Tout comprendre du futur Conseil national de régulation des médias (CNRM)

Le Sénégal s’apprête à opérer un changement historique dans son écosystème médiatique. En remplaçant le Conseil national de régulation de l’audiovisuel (CNRA) par le Conseil national de régulation des médias (CNRM), le pays se dote d’un « super-régulateur » capable d’encadrer la télévision, la radio, les plateformes numériques et les créateurs de contenus, des plus modestes aux plus influents. Cette réforme, portée par le ministre de la Communication, des Télécommunications et du Numérique, Alioune Sall, s’inscrit dans une démarche visant à concilier liberté d’expression et responsabilité dans un environnement informationnel profondément transformé.
Depuis 2006, le CNRA régule les chaînes de télévision et les radios sénégalaises. Mais en vingt ans, le paysage médiatique a radicalement changé. Les Sénégalais ne s’informent plus uniquement via les médias traditionnels, ils lisent l’actualité sur Facebook, débattent sur X (anciennement Twitter) et s’amusent sur TikTok. Face à cette explosion numérique, le CNRA apparaît limité et dépassé. Son champ d’action, centré sur l’audiovisuel classique, ne lui permettait pas d’agir efficacement contre la désinformation massive, les discours de haine en ligne ou les manipulations liées à l’intelligence artificielle. Pour combler ce vide juridique, le projet de loi créant le CNRM a été présenté, dans le but de doter le Sénégal d’un cadre réglementaire capable de suivre le rythme du numérique.
Un périmètre étendu à tous les contenus
La grande innovation du CNRM réside dans le passage d’une régulation par support à une régulation par contenu. Peu importe que l’information soit imprimée dans un journal, diffusée à la radio, postée sur un réseau social ou générée par l’intelligence artificielle, elle relève désormais de la compétence du régulateur. Le périmètre du CNRM s’élargit considérablement pour couvrir l’ensemble de la presse écrite et en ligne, les plateformes numériques comme TikTok, Meta (Facebook et Instagram), YouTube, ainsi que tous les créateurs de contenus, qu’ils comptent dix abonnés ou dix millions. L’objectif est clair : établir un seuil de responsabilité zéro, selon lequel quiconque diffuse publiquement du contenu doit répondre devant la loi. Le CNRM sera également chargé de détecter et de neutraliser les deepfakes et autres manipulations générées par l’intelligence artificielle, un enjeu majeur face à la multiplication des contenus numériques manipulés.

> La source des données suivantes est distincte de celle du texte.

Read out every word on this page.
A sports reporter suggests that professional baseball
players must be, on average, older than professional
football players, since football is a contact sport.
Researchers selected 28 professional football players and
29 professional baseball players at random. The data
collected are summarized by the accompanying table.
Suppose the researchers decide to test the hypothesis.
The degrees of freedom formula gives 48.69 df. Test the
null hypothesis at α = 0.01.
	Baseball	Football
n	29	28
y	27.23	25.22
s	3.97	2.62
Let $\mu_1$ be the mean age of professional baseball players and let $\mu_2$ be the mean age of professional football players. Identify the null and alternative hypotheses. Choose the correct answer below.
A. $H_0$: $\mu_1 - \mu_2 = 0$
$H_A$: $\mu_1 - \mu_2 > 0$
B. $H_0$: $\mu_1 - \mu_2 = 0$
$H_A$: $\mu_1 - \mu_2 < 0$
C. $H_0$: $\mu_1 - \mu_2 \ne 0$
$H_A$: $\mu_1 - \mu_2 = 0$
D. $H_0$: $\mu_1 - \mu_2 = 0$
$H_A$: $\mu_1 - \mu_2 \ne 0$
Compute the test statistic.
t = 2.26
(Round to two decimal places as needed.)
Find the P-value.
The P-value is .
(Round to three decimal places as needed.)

Pour être efficace, un régulateur doit disposer de ressources importantes. Alioune Sall a souligné qu’un régulateur sans pouvoirs est une « marionnette ». Le CNRM bénéficiera ainsi de technologies de pointe permettant de surveiller les contenus diffusés sur tout le territoire et sur le web, de sanctions financières proportionnelles au chiffre d’affaires des entreprises, inspirées de la loi européenne sur les services numériques, et de mesures d’urgence pour faire face à de graves menaces sur la cohésion nationale. Le président du CNRM pourra ainsi prendre des mesures de précaution immédiates lorsque la situation l’exige, garantissant une capacité de réaction rapide aux crises de l’information.
La gouvernance du CNRM a été repensée pour garantir son indépendance et éviter toute accusation de censure politique. Le collège passe de neuf à douze membres et n’est plus composé uniquement de personnalités politiques. Les membres seront désormais recrutés via un appel à candidatures transparent, privilégiant les experts en droit, en technologie numérique et en économie des médias. Leur mandat sera de trois ans, renouvelable une fois, afin de promouvoir une culture du résultat et de garantir que le régulateur exerce ses missions de manière objective et professionnelle.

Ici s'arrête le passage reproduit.